Peppermint Red Velvet Cake
- 1 box red velvet cake mix
- 1 c. buttermilk
- 3 large eggs
- 1/3 c. vegetable oil
- 8 oz. white chocolate
- 2 t. vegetable shortening
- 1- 8 oz. pkg. Cream cheese softened
- 1 c. unsalted butter softened
- 4 c. powdered sugar
- 1/2 t. vanilla
- 1/4 t. peppermint extract
- 1/2 c. heavy cream
- Peppermint balls
- Preheat oven to 350 degrees. Line bottoms of three 8-inch round cake pans with wax paper. Coat with nonstick cooking spray. For cake: prepare cake mix according to package directions substituting buttermilk for water. Divide batter evenly among prepared pans and smooth tops. Bake for 17-20 minutes until firm and toothpick comes out clean. Transfer pans to a wire rack and let cool 10 minutes. Invert and let cool completely.
- Meanwhile, chop 4 oz. of the white chocolate. Place in a small microwavable bowl with shortening. Microwave, stirring frequently, until smooth, about 1 minute. Pour mixture into a small plastic wrap lined loaf pan. Tap on counter to settle. Refrigerate until set, about 20 minutes. This will be more chocolate than you need, but you need it to make good curls.

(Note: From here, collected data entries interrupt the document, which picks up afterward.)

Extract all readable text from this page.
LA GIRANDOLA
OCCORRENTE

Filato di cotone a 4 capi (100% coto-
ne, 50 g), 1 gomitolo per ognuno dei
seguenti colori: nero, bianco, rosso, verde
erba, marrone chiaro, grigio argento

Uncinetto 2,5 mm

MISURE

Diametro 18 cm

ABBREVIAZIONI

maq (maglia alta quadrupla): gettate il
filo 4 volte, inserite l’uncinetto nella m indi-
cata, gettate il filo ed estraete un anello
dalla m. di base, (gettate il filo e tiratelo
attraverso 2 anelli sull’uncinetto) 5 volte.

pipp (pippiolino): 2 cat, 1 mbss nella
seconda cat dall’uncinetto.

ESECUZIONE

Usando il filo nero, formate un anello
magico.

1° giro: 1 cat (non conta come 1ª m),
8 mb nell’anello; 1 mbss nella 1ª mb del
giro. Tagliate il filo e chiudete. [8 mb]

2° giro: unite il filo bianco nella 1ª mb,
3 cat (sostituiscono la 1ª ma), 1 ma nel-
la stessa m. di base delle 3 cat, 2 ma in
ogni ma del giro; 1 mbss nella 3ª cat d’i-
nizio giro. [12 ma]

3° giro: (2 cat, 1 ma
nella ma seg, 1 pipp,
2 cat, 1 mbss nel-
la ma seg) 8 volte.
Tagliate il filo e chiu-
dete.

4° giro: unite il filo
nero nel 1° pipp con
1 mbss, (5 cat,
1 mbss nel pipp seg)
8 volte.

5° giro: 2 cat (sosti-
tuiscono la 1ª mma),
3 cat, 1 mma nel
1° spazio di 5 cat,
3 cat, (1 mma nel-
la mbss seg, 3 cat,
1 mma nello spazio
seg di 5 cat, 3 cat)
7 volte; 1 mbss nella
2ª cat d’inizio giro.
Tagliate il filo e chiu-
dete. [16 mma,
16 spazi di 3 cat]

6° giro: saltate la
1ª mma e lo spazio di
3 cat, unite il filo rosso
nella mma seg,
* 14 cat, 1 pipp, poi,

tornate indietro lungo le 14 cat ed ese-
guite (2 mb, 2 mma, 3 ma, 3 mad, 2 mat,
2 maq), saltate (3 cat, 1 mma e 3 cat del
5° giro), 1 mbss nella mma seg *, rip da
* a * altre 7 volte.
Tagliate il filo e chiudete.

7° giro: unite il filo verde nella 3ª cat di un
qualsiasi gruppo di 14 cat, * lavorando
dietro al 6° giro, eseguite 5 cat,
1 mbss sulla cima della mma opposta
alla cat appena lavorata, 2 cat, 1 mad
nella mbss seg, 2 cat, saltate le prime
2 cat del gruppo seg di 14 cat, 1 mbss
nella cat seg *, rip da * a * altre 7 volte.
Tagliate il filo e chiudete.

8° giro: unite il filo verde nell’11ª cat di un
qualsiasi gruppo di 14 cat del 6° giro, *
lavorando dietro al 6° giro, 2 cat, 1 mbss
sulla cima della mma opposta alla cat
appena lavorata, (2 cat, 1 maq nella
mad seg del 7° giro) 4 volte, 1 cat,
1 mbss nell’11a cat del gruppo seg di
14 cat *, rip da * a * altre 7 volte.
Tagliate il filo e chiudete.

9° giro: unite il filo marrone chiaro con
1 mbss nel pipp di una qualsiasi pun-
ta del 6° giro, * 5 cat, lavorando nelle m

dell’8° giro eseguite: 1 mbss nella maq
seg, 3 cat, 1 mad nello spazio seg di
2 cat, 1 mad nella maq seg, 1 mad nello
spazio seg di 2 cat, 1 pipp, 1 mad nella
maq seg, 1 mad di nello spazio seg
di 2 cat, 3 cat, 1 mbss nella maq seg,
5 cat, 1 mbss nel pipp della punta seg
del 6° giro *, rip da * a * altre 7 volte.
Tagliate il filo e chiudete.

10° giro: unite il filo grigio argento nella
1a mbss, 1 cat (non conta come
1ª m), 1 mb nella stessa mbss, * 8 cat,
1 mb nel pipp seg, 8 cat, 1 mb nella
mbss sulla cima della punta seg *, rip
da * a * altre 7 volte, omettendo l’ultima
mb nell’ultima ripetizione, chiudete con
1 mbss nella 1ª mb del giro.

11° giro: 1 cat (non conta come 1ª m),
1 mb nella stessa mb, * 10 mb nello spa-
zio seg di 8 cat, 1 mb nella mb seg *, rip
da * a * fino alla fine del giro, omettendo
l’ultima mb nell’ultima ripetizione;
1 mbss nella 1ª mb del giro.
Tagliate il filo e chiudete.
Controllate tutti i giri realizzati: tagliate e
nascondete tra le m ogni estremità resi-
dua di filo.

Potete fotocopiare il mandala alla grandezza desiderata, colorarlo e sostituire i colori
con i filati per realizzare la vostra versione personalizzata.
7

- Frosting: Chop remaining 4 oz. white chocolate. Microwave 1 minute, stirring frequently until smooth; set aside to cool slightly. Beat cream cheese and butter in a large bowl until fluffy. Gradually add cooled chocolate, beating until smooth. Be sure to scrape down sides of bowl. Add powdered sugar, vanilla and peppermint extract. Beat until smooth. Increase speed to high and beat until frosting is light and fluffy, about 3 minutes. With a serrated knife, trim tops of cake layers to make even. Place one cake layer on a serving plate, trimmed side up. Spread a generous cup of frosting over top. Place another cake layer on top of frosting, trimmed side down. Gently press into frosting to make level. Spread a generous cup of frosting over top. Place remaining cake layer on top of frosting, trimmed side down, pressing into frosting to make level. Spread a thin crumb coat (this is a thin layer of frosting that helps to hold crumbs in place) all over cake. Place cake in freezer for 15 minutes to set. Meanwhile, whip heavy cream until fluffy and smooth. Fold into remaining frosting. Spread frosting over cake, making soft swirls with the tip of an offset spatula or spoon. Line a cookie sheet with waxed paper.
Curls and decoration
- Remove chocolate block from loaf pan; peel away plastic. Holding chocolate with a piece of paper towel to prevent melting, make curls using a vegetable peeler. Place curls on prepared pan. If chocolate or curls become too soft, return to refrigerator. Decorate top of cake with curls and peppermint candy. Serves 12-15.